Um den bilateralen Verträgen in Freiburg zu einem Sieg zu verhelfen, ist das Unterstützungskomitee gegründet worden. Die Mitglieder sind Vertreter des Arbeitgeberverbandes, der Handelskammer, der Wirtschaftsförderung des Kantons Freiburg, der Parteien CVP, FDP und SP sowie der Freiburgischen Landwirtschaftskammer und des Schweizerischen Gewerbeverbandes. Das Komitee wird vom Freiburger Staatsrat copräsidiert.

Verbesserung der Beziehungen

Das Unterstützungskomitee nennt die Gründe, weshalb das Stimmvolk die bilateralen Verträge absegnen sollte. Zunächst begünstigen die Verträge den Zugang von Schweizer Unternehmen zum Markt, was das wirtschaftliche Wachstum vergrössert und den Stellenmarkt verbessert. Auf politischer Ebene würden die Beziehungen zwischen der Schweiz und der EU durch die Zustimmung zu den Verträgen verbessert. «Die Schweiz würde in ihren Entscheidungen unabhängig bleiben», argumentiert das Komitee in seiner Medienmitteilung weiter, «und zu gegebener Zeit über einen allfälligen Beitritt zur EU frei entscheiden können.»

Des Weiteren betont das Komitee die Einheit der sieben Themengebiete:«Landverkehr, freier Personenverkehr, technische Handelshemmnisse, Luftverkehr, Landwirtschaft, Forschung und öffentliches Beschaffungswesen bilden ein Ganzes. Sie können nur global in Kraft treten bzw. aufgehoben werden». Parallel dazu habe das Parlament Begleitmassnahmen ausgearbeitet, um mögliches Lohndumping zu verhindern.

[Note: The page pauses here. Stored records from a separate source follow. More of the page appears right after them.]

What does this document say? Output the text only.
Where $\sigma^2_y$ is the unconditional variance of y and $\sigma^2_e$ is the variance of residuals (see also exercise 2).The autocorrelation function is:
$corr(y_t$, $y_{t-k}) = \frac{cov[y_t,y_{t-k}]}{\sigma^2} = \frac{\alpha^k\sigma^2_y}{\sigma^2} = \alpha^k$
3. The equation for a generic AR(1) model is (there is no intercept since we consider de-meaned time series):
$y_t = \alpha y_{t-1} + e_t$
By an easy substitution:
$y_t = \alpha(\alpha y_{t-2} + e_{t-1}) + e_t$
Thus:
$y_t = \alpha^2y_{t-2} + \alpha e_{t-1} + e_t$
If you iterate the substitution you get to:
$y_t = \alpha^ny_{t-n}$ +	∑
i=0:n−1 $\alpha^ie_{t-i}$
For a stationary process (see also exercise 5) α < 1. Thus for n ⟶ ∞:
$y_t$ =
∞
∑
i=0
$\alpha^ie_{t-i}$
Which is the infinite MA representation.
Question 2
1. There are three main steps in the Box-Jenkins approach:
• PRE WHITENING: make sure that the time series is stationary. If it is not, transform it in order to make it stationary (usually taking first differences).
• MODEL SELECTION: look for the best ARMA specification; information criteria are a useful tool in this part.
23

Informationsveranstaltungen
im Kanton Freiburg

Das Büro des Unterstützungskomitees organisiert eine Vortragsreihe zum Thema :«Die KMU angesichts der bilateralen Verträge zwischen der Schweiz und der EU:Wie liegt der Sachverhalt». Die Veranstaltungen stehen allen Interessierten offen. Zunächst werden die sieben bilateralen Verträge kurz vorgestellt, und im zweiten Teil wird jeweils einer der Verträge aus technischem und praktischem Blickwinkel betrachtet.

Am 5. April zwischen 17 und 19 Uhr referieren Giovanni Giunta (Vizechefin in der Wirtschaftsabteilung des Büros für europäische Integration) und Anton Henninger (Rekurskommission des öffentlichen Beschaffungswesens) im Stadthaus Romont über die Marktöffnung und technische Handelshindernisse. Am 19. April zwischen 17 und 19 Uhr referieren Martine Ray-Duillot (Sekretärin des Arbeitgeberzentrums Waadt) und Martin Hirsbrunner (Dienstchef im Bundesamt für Ausländerfragen) im Hotel «Golden Tulip» in Freiburg über den freien Personenverkehr.
Am 3. Mai zwischen 17 und 19 Uhr referiert Thomas Schwendimann (Experte des Integrationsbüros) in der OS Murten zum Thema des Landverkehrsabkommens.